David Almeida estuda modificação da lei que aumentou imposto dos combustíveis

a intenção de modificar a Lei n. 4.454, de março de 2017, que aumentou em 2% a alíquota do ICMS de óleo diesel e combustível.
19/09/2017 09h18 - Atualizado em 19/09/2017 16h46
Foto: Divulgação

O Governador do Amazonas, David Almeida, reafirmou nesta segunda-feira, dia 18 de setembro, a intenção de modificar a Lei n. 4.454, de março de 2017, que aumentou em 2% a alíquota do Imposto Sobre Circulação de Mercadorias e Serviços (ICMS) de óleo diesel e combustível, além de outros itens considerados supérfluos. A medida é esperada pela classe empresarial e também pela população, uma vez que pode reduzir o preço do combustível.

O assunto foi tratado em reunião que o governador teve com representantes do segmento industrial e comercial, nesta tarde, na sede da Secretaria Estadual de Fazenda (Sefaz).

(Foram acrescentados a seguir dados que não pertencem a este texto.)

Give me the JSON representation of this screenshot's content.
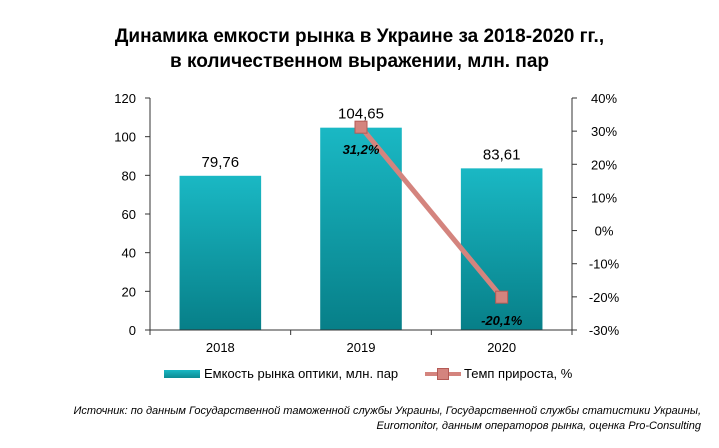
{
  "chart_data": {
    "type": "bar",
    "title": "Динамика емкости рынка в Украине за 2018-2020 гг.,",
    "subtitle": "в количественном выражении, млн. пар",
    "categories": [
      "2018",
      "2019",
      "2020"
    ],
    "series": [
      {
        "name": "Емкость рынка оптики, млн. пар",
        "type": "bar",
        "axis": "left",
        "values": [
          79.76,
          104.65,
          83.61
        ],
        "labels": [
          "79,76",
          "104,65",
          "83,61"
        ],
        "color": "#12a6b0"
      },
      {
        "name": "Темп прироста, %",
        "type": "line",
        "axis": "right",
        "values": [
          null,
          31.2,
          -20.1
        ],
        "labels": [
          "",
          "31,2%",
          "-20,1%"
        ],
        "color": "#d4847e"
      }
    ],
    "y_left": {
      "min": 0,
      "max": 120,
      "ticks": [
        "0",
        "20",
        "40",
        "60",
        "80",
        "100",
        "120"
      ]
    },
    "y_right": {
      "min": -30,
      "max": 40,
      "ticks": [
        "-30%",
        "-20%",
        "-10%",
        "0%",
        "10%",
        "20%",
        "30%",
        "40%"
      ]
    },
    "legend_position": "bottom",
    "grid": false
  },
  "source": {
    "line1": "Источник: по данным Государственной таможенной службы Украины, Государственной службы статистики Украины,",
    "line2": "Euromonitor, данным операторов рынка, оценка Pro-Consulting"
  }
}
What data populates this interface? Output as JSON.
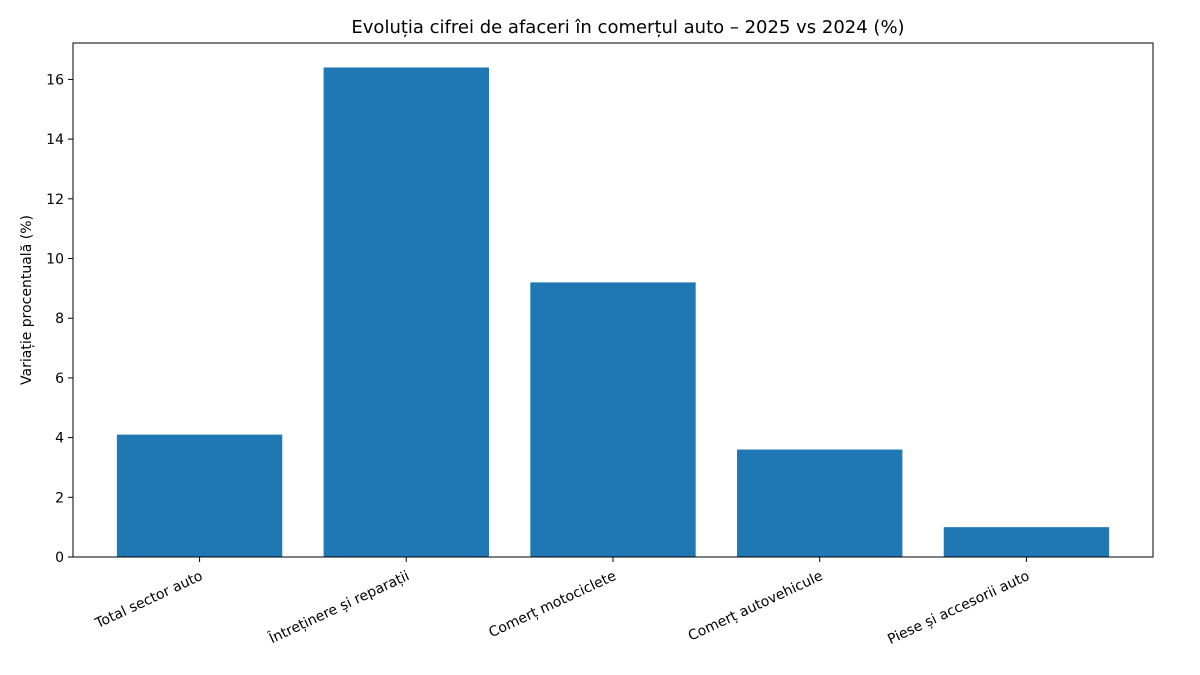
{
  "chart_data": {
    "type": "bar",
    "title": "Evoluția cifrei de afaceri în comerțul auto – 2025 vs 2024 (%)",
    "xlabel": "",
    "ylabel": "Variație procentuală (%)",
    "categories": [
      "Total sector auto",
      "Întreținere și reparații",
      "Comerț motociclete",
      "Comerț autovehicule",
      "Piese și accesorii auto"
    ],
    "values": [
      4.1,
      16.4,
      9.2,
      3.6,
      1.0
    ],
    "ylim": [
      0,
      17.22
    ],
    "yticks": [
      "0",
      "2",
      "4",
      "6",
      "8",
      "10",
      "12",
      "14",
      "16"
    ],
    "bar_color": "#1f77b4",
    "grid": false,
    "legend": "none"
  }
}
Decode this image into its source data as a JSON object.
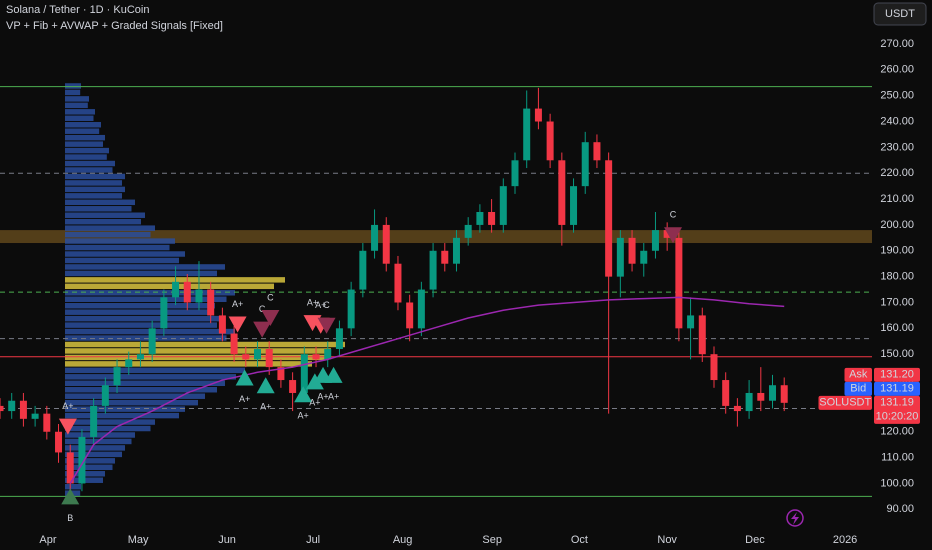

Participaram o presidente e vice da Federação das Indústrias do Amazonas (Fieam), Antônio Silva e Nelson Azevedo; Ataliba David e José Azevedo, da Associação Comercial do Amazonas (ACA); Aderson Frota, da Federação do Comercio do Estado do Amazonas (Fecomercio); Ralph Assayag, presidente da Câmara dos Dirigentes Lojistas (CDLM) e Ezra Azury Benzion – presidente Federação das Câmaras de Dirigentes Lojistas (FCDL)

O governador disse que a intenção é por fim ao aumento para os combustíveis, mas acrescentou que o governo ainda precisa fazer alguns ajustes no âmbito da Sefaz, antes de encaminhar uma mensagem a Assembleia Legislativa do Amazonas (Aleam) para alterar a lei e revogar o imposto. David pretende ir na próxima quarta-feira, à Fieam e só depois fechar a mensagem que será enviada à Aleam.

“Nós estamos conversando sobre isso há algum tempo, em função daquele imposto que onera os combustíveis e que, sem dúvida alguma, no momento da criação existia a necessidade. O Estado começou a crescer nesses últimos três ou quatro meses. Nós estamos fazendo os ajustes necessários com a receita e arrecadação do Estado e estamos analisando o pleito das federações – indústria, comércio e serviços – e na próxima quarta vou até a federação das indústrias para de forma definitiva dar um encaminhamento a esse pleito”, disse o governador, após a reunião.

O presidente da FCDL, Ezra Azury Benzion, disse acreditar que a revogação do aumento do imposto vai ajudar a frear o aumento do combustível, mesmo que ainda não esteja tendo efeito. “Hoje esse aumento não está sendo impactado porque muitos ajuizaram, ou seja, não está sendo pago. Mas se por acaso essas ações ajuizadas caírem vai ter aumento sim. Por exemplo, 2% sobre o preço do combustível que é R$ 4,25 são mais oito centavos. Com isso, o combustível aumenta no mínimo mais oito ou dez centavos. Ninguém aguenta mais impostos. A ideia nossa é que se manter como está – retirando os 2% – os preços vão cair naturalmente, pois é a lei da oferta e da demanda. Não é normal que se tenha tantos impostos”, disse.

A mesma opinião tem o presidente da CDLM, Ralph Assayag, Segundo ele os 2% de aumento atingem diretamente o óleo diesel e a gasolina que geram impacto sobre todo o comercio, onerando o custo de tudo e aumentando a inflação.

Assayag elogiou a postura do governo em injetar recursos na economia, com o adiantamento de mais uma parcela do 13º salário dos servidores estaduais e o abono dos professores pagos pelo governo com as sobras do Fundeb. Segundo ele, a injeção de recursos terá um impacto forte sobre o Dia das Crianças que deve ser o melhor depois da crise.

Melhor Dia das Crianças
“Pela primeira vez nós tivemos um pagamento de 30% do décimo terceiro em setembro. Então, nós temos aí em torno de R$ 80 a R$ 90 milhões que vão ajudar muito o comércio no Dia das Crianças. A expectativa é de um crescimento em torno de R$ 42 milhões. Isso vai ser um aumento de 1,5 a 2%. Um aumento significativo tendo em vista que só vínhamos tendo negativos”.